On est presque gêné de se rendre à l’évidence de l’existence d’une bienheureuse myopie. Il y a longtemps qu’on a été amené à cette idée, qui tient toujours, que l’œuvre d’Eugène Leroy exprime comme au demeurant dans le même mouvement elle l’exige. Il faut que les yeux s’habituent, il faut qu’ils s’écarquillent, qu’ils s’attardent, qu’ils attendent, parfois longuement, afin qu’ils soient, enfin, en mesure de voir. On comprend, dans ce laps de temps si singulier que la peinture n’est pas autre chose qu’une pensée, avec son poids, sa temporalité propre et son type de manifestation ou de venue à la présence.
Et de même, en vient-on à songer, que la forme d’une tête dégage son visage, se mette littéralement à voir, à nous voir, de même une voix se libère de son encombrement ou de son éraillement afin de se faire entendre en parvenant à formuler ses mots et ses phrases qui ne sont en réalité que des images. Car que peut bien valoir un mot qui ne reflète aucune image ? Un concept ou une définition quelconque, un sac vide ou un objet du commerce ?
C’est que la peinture parle et que dans le tête-à-tête avec elle nous trouvons la possibilité et les moyens d’une parole libre car libérée. À hauteur d’homme, enfin.

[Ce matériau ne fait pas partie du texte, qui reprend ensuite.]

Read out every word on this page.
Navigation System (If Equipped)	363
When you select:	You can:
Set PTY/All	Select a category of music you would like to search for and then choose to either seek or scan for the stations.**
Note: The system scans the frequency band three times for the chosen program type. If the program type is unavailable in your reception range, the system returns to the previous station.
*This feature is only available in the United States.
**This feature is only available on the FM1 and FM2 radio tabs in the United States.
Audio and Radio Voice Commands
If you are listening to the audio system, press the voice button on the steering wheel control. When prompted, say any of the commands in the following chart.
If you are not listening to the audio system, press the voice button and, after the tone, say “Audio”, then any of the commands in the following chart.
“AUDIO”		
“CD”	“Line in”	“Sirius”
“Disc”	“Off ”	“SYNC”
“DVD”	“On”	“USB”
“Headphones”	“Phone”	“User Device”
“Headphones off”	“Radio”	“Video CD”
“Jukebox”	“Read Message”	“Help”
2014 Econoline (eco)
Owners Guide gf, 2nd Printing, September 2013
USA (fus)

À cette parole, à ce niveau de parole accède Élizabeth Demidoff, on ne sait pour quelles raisons et par quels échos toujours singuliers dans ce mouvement général que réalisent les regardeurs exigeants, ceux qui ne passent pas devant les œuvres, comme souvent au musée, ceux qui ne les regardent pas seulement, mais qui pénètrent en elles en même temps qu’elles entrent en eux. On peut lire ses mots et ses phrases comme les effets d’une rencontre qu’on dira « humaine », non pour souligner, par cette généralité, quelque banalité, mais pour insister sur le lien qui s’établit dans un jeu de regards dont la leçon première est qu’il est justement indispensable à l’humain. (On le comprend aisément : l’inhumain, au sens du mal, est le regard détourné, le regard qui ne regarde pas, qui ne trouve pas de mots, ainsi dans la torture ou la pornographie qui ne sont rien d’autre que la réalisation et la conséquence de l’effacement de l’image).
Il est vrai que la difficulté qu’on évoque souvent de regarder la peinture (comme du reste s’agissant de l’écoute de la musique, notre temps se traduisant violemment dans la disparition des réelles images comme dans l’amusicalité généralisée au profit des bandes-son émotionnelles de super-marché en tout genre), renvoie à un pathos aussi insoutenable qu’inéprouvé dans la distraction généralisée, autrement dit l’indifférence au monde.
L’ouvrage, édité au format d’un carnet d’esquisse, en apparence du moins, se présente en vérité à la façon d’un tête-à-tête. C’est un livre qu’on dira à l’horizontale, la règle étant bien entendu, la verticale. Or, le regard sur la peinture ne se dirige pas vers le haut, mais de face, presque frontalement comme le peintre lui-même aura dû le faire lorsqu’il était à la recherche de la figure.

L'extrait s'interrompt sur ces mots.